Şef Reşat Aydın: Yenilenebilir enerjilere dönmeliyiz, mutfakta doğaya saygılı bir devrim gerekli

Gastronomi dünyasının öncülerinden Şef Reşat Aydın, mutfaklarda enerji tüketimi ve doğaya duyarlı pişirme teknikleri üzerine uyarıyor: "Toprakla, güneşle, suyla barışık pişirme tekniklerine yeniden dönmeliyiz. Bu sadece bir mutfak tercihi değil, yaşamsal bir zorunluluktur."
Türkiye'nin geleneksel mutfak kültürünü çağdaş sürdürülebilirlik anlayışıyla harmanlayan Şef Reşat Aydın, doğaya dost pişirme teknikleri ve yenilenebilir enerji kullanımı konusunda önemli açıklamalarda bulundu. Aydın'a göre, gastronomi artık sadece lezzet değil, enerji politikaları ve çevre etiği ile de ilgilenmek zorunda.
Geleneksel mutfağımızda zaten yenilenebilir enerji vardı. Tandırda odun ateşiyle yavaş pişen etler, güneşte kurutulan meyveler, fermente edilen yoğurtlar… Şimdi bunları teknolojiyle destekleyerek yeniden kullanma zamanı geldi.
"GIDA KADAR ENERJİNİN DE NASIL ÜRETİLDİĞİNE BAKMALIYIZ"
Aydın, özellikle büyük şehirlerdeki restoran ve ev mutfaklarında yoğun enerji tüketiminin doğrudan karbon ayak izi yarattığını vurguluyor. Ona göre çözüm, doğadan gelen enerjiyle, doğaya saygılı yöntemleri buluşturmaktan geçiyor:
Yemek pişirmek sadece karın doyurmak değil, doğayla bir etkileşim kurmaktır. Elektriği güneşten alabiliriz, organik atıklardan biyogaz üretebiliriz. Hem doğayı koruruz hem de gerçek anlamda sürdürülebilir bir lezzet yaratabiliriz.
DOĞAL MUTFAK TEKNİKLERİNE GERİ DÖNÜŞ ÇAĞRISI
Şef Reşat Aydın, özellikle genç şeflere çağrıda bulunarak, geleneksel tekniklerin modern mutfaklara yeniden kazandırılması gerektiğini söyleyerek:
Güneşte domates kurutmayı, yoğurt mayalamayı, tandırda, doğal taş fırınlarda, doğalpişirme tekniklerini hayata geçirelim. Bu sadece gelenek değil, gelecektir. Yenilenebilir enerjiyle birleştiğinde, kültürümüz dünyaya örnek olabilir.

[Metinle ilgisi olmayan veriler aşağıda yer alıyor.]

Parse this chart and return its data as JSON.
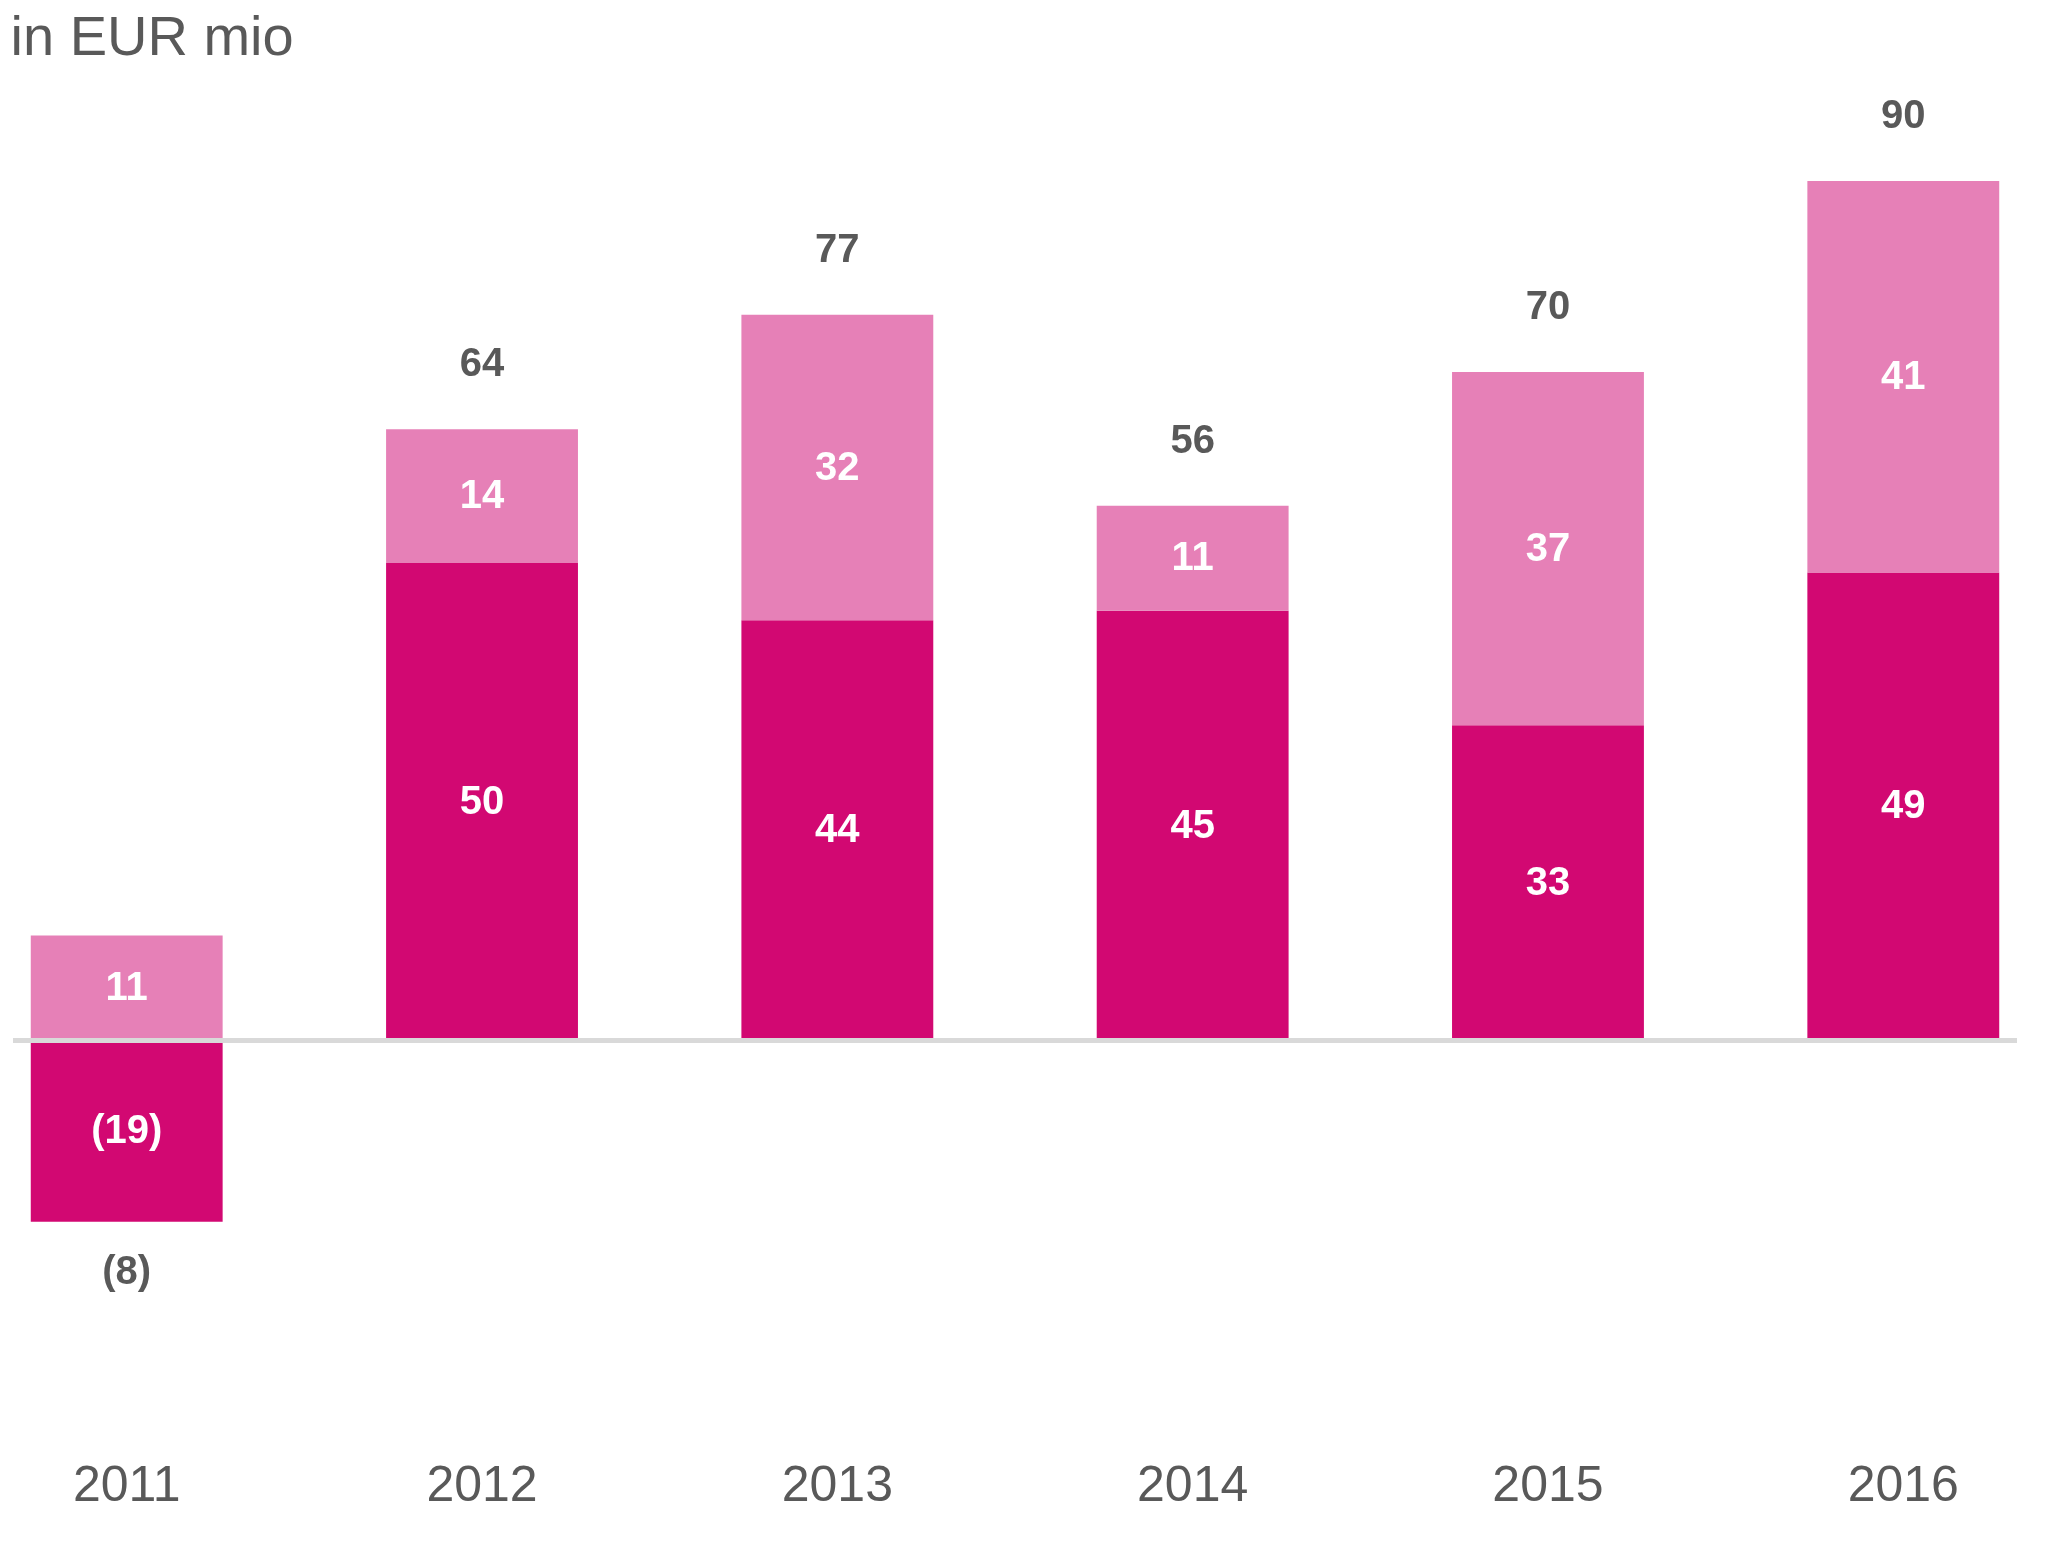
{
  "chart_data": {
    "type": "bar",
    "title": "in EUR mio",
    "categories": [
      "2011",
      "2012",
      "2013",
      "2014",
      "2015",
      "2016"
    ],
    "stacked": true,
    "legend": false,
    "series": [
      {
        "color": "#d20872",
        "values": [
          -19,
          50,
          44,
          45,
          33,
          49
        ],
        "value_labels": [
          "(19)",
          "50",
          "44",
          "45",
          "33",
          "49"
        ]
      },
      {
        "color": "#e680b7",
        "values": [
          11,
          14,
          32,
          11,
          37,
          41
        ],
        "value_labels": [
          "11",
          "14",
          "32",
          "11",
          "37",
          "41"
        ]
      }
    ],
    "totals": [
      "(8)",
      "64",
      "77",
      "56",
      "70",
      "90"
    ]
  }
}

ATIKSIZ VE ENERJİ DOSTU MUTFAKLAR İÇİN YOL HARİTASI
Aydın'ın önerdiği bazı uygulamalar şunlar:
- Solar ocaklar ve solar fırınlar kullanımı yaygınlaştırılmalı.
- Biyogaz sistemleri ile mutfak atıkları enerjiye dönüştürülmeli.
- Kiler kültürü ve doğal soğutma sistemleri desteklenmeli.
- Şehirlerde topluluk fırınları kurulmalı: Güneşle ya da biyoyakıtla çalışan ortak pişirme alanları.
"DOĞAYA BORCUMUZU MUTFAKTA ÖDEMELİYİZ"
Bugün mutfağımızda aldığımız her karar, doğanın geleceğini etkiliyor. Mutfak bir laboratuvar değil; yaşayan bir organizma gibi, doğaya uyumlu olmalı. Yenilenebilir enerjiye geçmezsek, sadece kaynaklarımızı değil, kültürümüzü de kaybederiz.